30年前、ただカッコ良いという理由だけで、ただアメリカン・ニューシネマともてはやされていたからという理由だけで、この映画を観たことを誇りのようにしていた自分がいた。
それなりの人生と、それなりの経験を重ねて、齢50に至った今、再びこの映画に出会い、ようやく訴えかけてくる何ものかを感じることができたように思う。チョッパーと呼ばれるバイクをアピールするのでもなく、マリワナや覚醒剤を賛美や非難するでもなく、キリスト教と新興宗教を比較して何かを訴えようということでもない。当時のアメリカに瘡蓋のように残る南北問題や人種差別を抽出して、ことさらに突き上げるのでもない。
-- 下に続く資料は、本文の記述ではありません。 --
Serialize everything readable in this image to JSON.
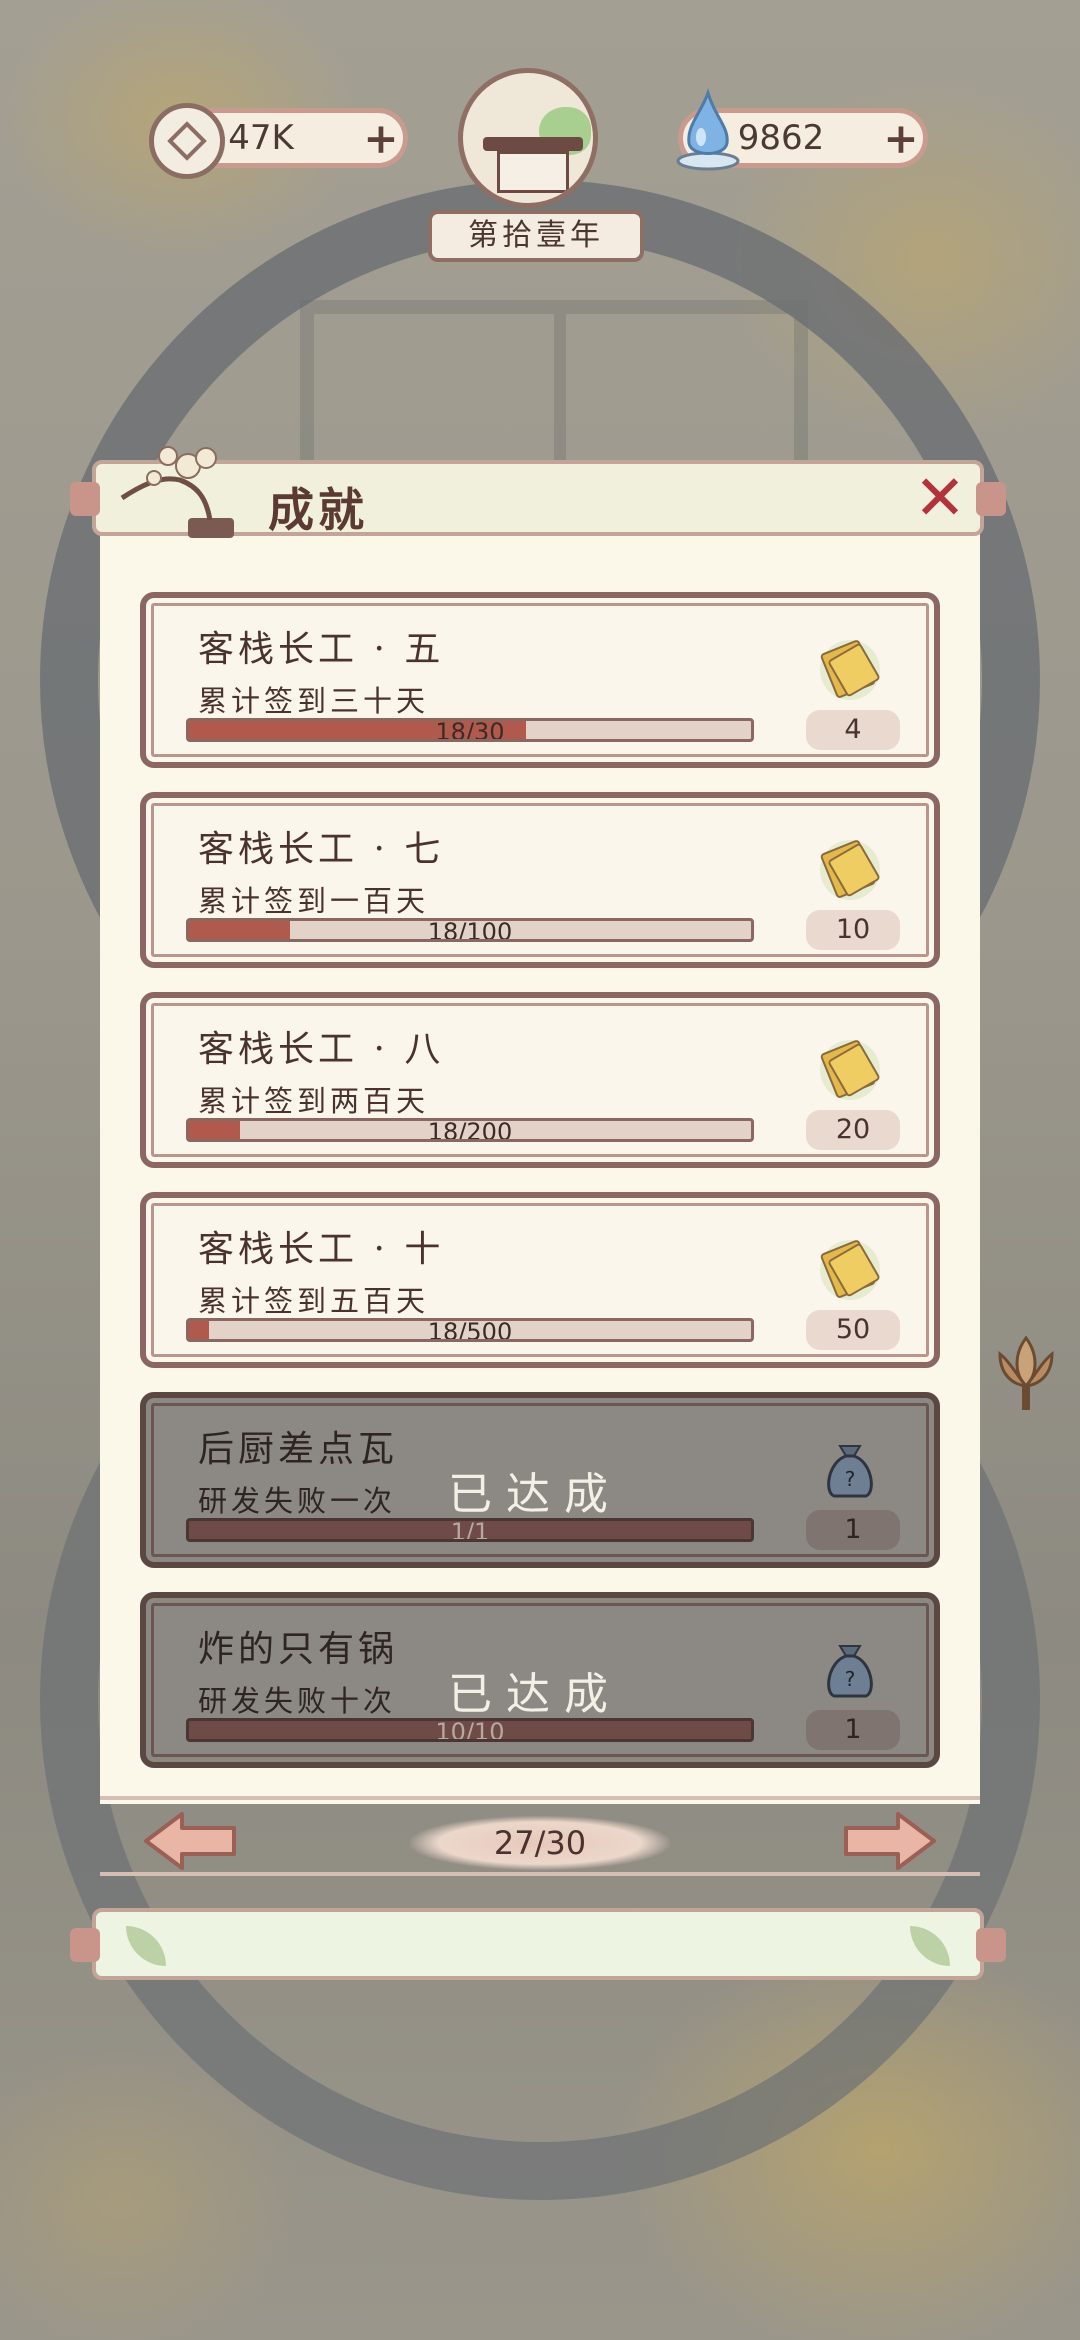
{
  "hud": {
    "coins": "47K",
    "drops": "9862",
    "year": "第拾壹年"
  },
  "panel": {
    "title": "成就",
    "page": "27/30"
  },
  "achievements": [
    {
      "name": "客栈长工 · 五",
      "desc": "累计签到三十天",
      "progress": "18/30",
      "ratio": 0.6,
      "reward_icon": "ticket-icon",
      "reward": "4",
      "done": false
    },
    {
      "name": "客栈长工 · 七",
      "desc": "累计签到一百天",
      "progress": "18/100",
      "ratio": 0.18,
      "reward_icon": "ticket-icon",
      "reward": "10",
      "done": false
    },
    {
      "name": "客栈长工 · 八",
      "desc": "累计签到两百天",
      "progress": "18/200",
      "ratio": 0.09,
      "reward_icon": "ticket-icon",
      "reward": "20",
      "done": false
    },
    {
      "name": "客栈长工 · 十",
      "desc": "累计签到五百天",
      "progress": "18/500",
      "ratio": 0.036,
      "reward_icon": "ticket-icon",
      "reward": "50",
      "done": false
    },
    {
      "name": "后厨差点瓦",
      "desc": "研发失败一次",
      "progress": "1/1",
      "ratio": 1,
      "reward_icon": "mystery-bag-icon",
      "reward": "1",
      "done": true,
      "status": "已达成"
    },
    {
      "name": "炸的只有锅",
      "desc": "研发失败十次",
      "progress": "10/10",
      "ratio": 1,
      "reward_icon": "mystery-bag-icon",
      "reward": "1",
      "done": true,
      "status": "已达成"
    }
  ],
  "colors": {
    "accent": "#b05a4e",
    "border": "#8a6760",
    "panel_bg": "#fbf8ea",
    "close": "#b3333a"
  }
}
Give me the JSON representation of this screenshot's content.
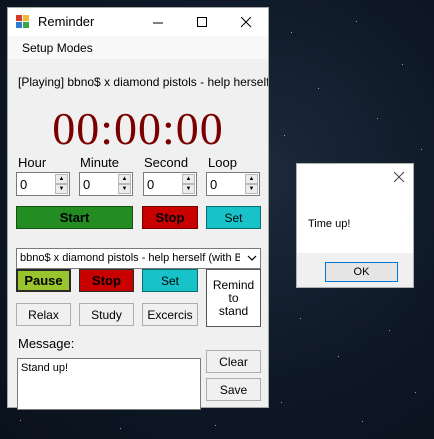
{
  "window": {
    "title": "Reminder",
    "menu": [
      "Setup Modes"
    ]
  },
  "player": {
    "now_playing": "[Playing] bbno$ x diamond pistols - help herself (with BEN"
  },
  "timer": {
    "display": "00:00:00"
  },
  "fields": [
    {
      "label": "Hour",
      "value": "0"
    },
    {
      "label": "Minute",
      "value": "0"
    },
    {
      "label": "Second",
      "value": "0"
    },
    {
      "label": "Loop",
      "value": "0"
    }
  ],
  "buttons": {
    "start": "Start",
    "stop": "Stop",
    "set": "Set",
    "pause": "Pause",
    "stop2": "Stop",
    "set2": "Set",
    "relax": "Relax",
    "study": "Study",
    "exercise": "Excercis",
    "remind_to_stand": "Remind to stand",
    "clear": "Clear",
    "save": "Save"
  },
  "track_select": {
    "selected": "bbno$ x diamond pistols - help herself (with BEN"
  },
  "message": {
    "label": "Message:",
    "text": "Stand up!"
  },
  "dialog": {
    "text": "Time up!",
    "ok": "OK"
  },
  "colors": {
    "start_green": "#238c23",
    "stop_red": "#c80000",
    "set_cyan": "#17c3c8",
    "pause_olive": "#9ac42e",
    "timer_maroon": "#7a0000"
  }
}
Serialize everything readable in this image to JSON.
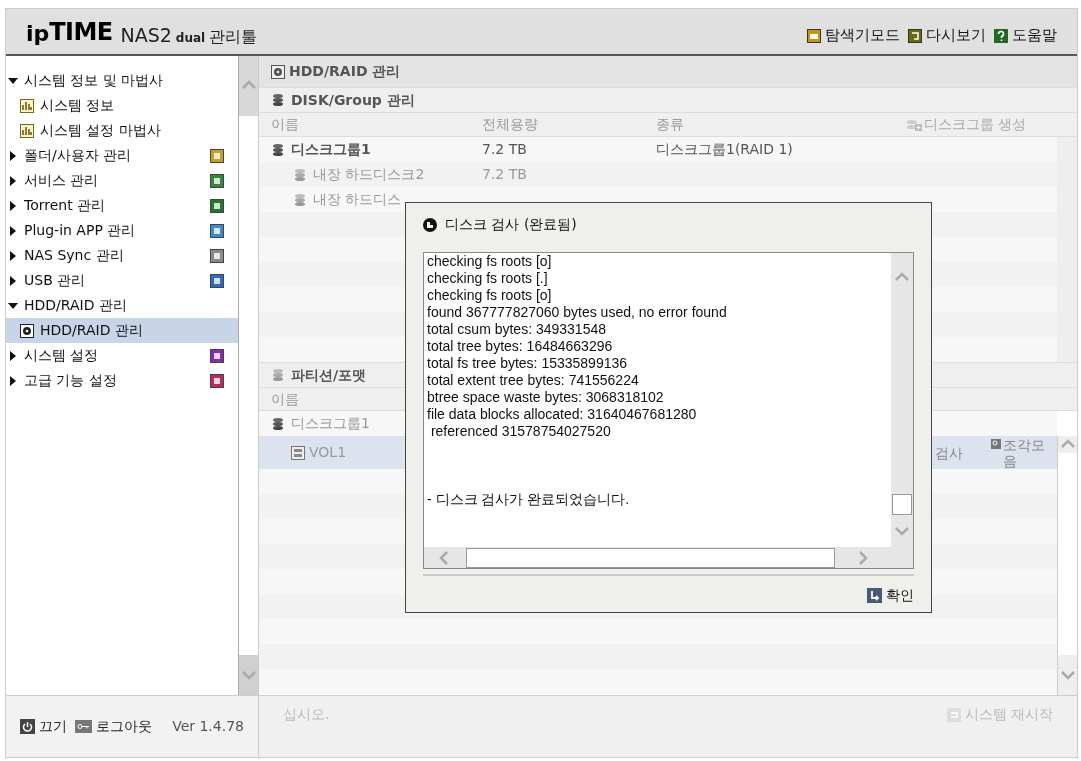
{
  "header": {
    "logo": {
      "prefix": "ip",
      "brand": "TIME",
      "product": "NAS2",
      "edition": "dual",
      "suffix": "관리툴"
    },
    "links": [
      {
        "kind": "explorer",
        "label": "탐색기모드"
      },
      {
        "kind": "refresh",
        "label": "다시보기"
      },
      {
        "kind": "help",
        "label": "도움말"
      }
    ]
  },
  "sidebar": {
    "items": [
      {
        "label": "시스템 정보 및 마법사",
        "expanded": true,
        "selected": false,
        "children": [
          {
            "label": "시스템 정보",
            "kind": "chart",
            "selected": false
          },
          {
            "label": "시스템 설정 마법사",
            "kind": "chart",
            "selected": false
          }
        ]
      },
      {
        "label": "폴더/사용자 관리",
        "expanded": false,
        "selected": false,
        "color": "#c8a020"
      },
      {
        "label": "서비스 관리",
        "expanded": false,
        "selected": false,
        "color": "#2f8a3a"
      },
      {
        "label": "Torrent 관리",
        "expanded": false,
        "selected": false,
        "color": "#1f7a2a"
      },
      {
        "label": "Plug-in APP 관리",
        "expanded": false,
        "selected": false,
        "color": "#3a8ad8"
      },
      {
        "label": "NAS Sync 관리",
        "expanded": false,
        "selected": false,
        "color": "#8a8a8a"
      },
      {
        "label": "USB 관리",
        "expanded": false,
        "selected": false,
        "color": "#2a6ad0"
      },
      {
        "label": "HDD/RAID 관리",
        "expanded": true,
        "selected": false,
        "children": [
          {
            "label": "HDD/RAID 관리",
            "kind": "disk",
            "selected": true
          }
        ]
      },
      {
        "label": "시스템 설정",
        "expanded": false,
        "selected": false,
        "color": "#8a2ab0"
      },
      {
        "label": "고급 기능 설정",
        "expanded": false,
        "selected": false,
        "color": "#c02a5a"
      }
    ],
    "footer": {
      "power": "끄기",
      "logout": "로그아웃",
      "version": "Ver 1.4.78"
    }
  },
  "main": {
    "title": "HDD/RAID 관리",
    "disk_group": {
      "title": "DISK/Group 관리",
      "columns": [
        "이름",
        "전체용량",
        "종류"
      ],
      "create_button": {
        "label": "디스크그룹 생성",
        "disabled": true
      },
      "rows": [
        {
          "kind": "group",
          "name": "디스크그룹1",
          "capacity": "7.2 TB",
          "type": "디스크그룹1(RAID 1)"
        },
        {
          "kind": "disk",
          "name": "내장 하드디스크2",
          "capacity": "7.2 TB"
        },
        {
          "kind": "disk",
          "name": "내장 하드디스"
        }
      ]
    },
    "partition": {
      "title": "파티션/포맷",
      "columns": [
        "이름"
      ],
      "rows": [
        {
          "kind": "group",
          "name": "디스크그룹1",
          "selected": false
        },
        {
          "kind": "volume",
          "name": "VOL1",
          "selected": true,
          "actions": [
            "검사",
            "조각모음"
          ]
        }
      ]
    },
    "footer": {
      "hint": "십시오.",
      "restart_button": {
        "label": "시스템 재시작",
        "disabled": true
      }
    }
  },
  "dialog": {
    "title": "디스크 검사 (완료됨)",
    "log": [
      "checking fs roots [o]",
      "checking fs roots [.]",
      "checking fs roots [o]",
      "found 367777827060 bytes used, no error found",
      "total csum bytes: 349331548",
      "total tree bytes: 16484663296",
      "total fs tree bytes: 15335899136",
      "total extent tree bytes: 741556224",
      "btree space waste bytes: 3068318102",
      "file data blocks allocated: 31640467681280",
      " referenced 31578754027520"
    ],
    "message": "- 디스크 검사가 완료되었습니다.",
    "ok_button": "확인"
  }
}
ただ、次の世代を担う人間がどうあり何をするべきなのか、アメリカという国がどこへ向かおうとしているのかを、素朴な疑問として投げかける一手段として、この映画が出来上がったに違いない。
キーワードは「自由」。
「自由を語ることと、自由になることは違う」。ピーター・フォンダの台詞がこの映画のすべてではないのか。
蛇足ながら、この映画を監督して同時にビリーを演じるデニス・ホッパーは、「スピード」の狂った元警察官を演じた人という方が若い人には通りがいいかもしれない。そして、アル中の弁護士は若きジャック・ニコルスンですよ。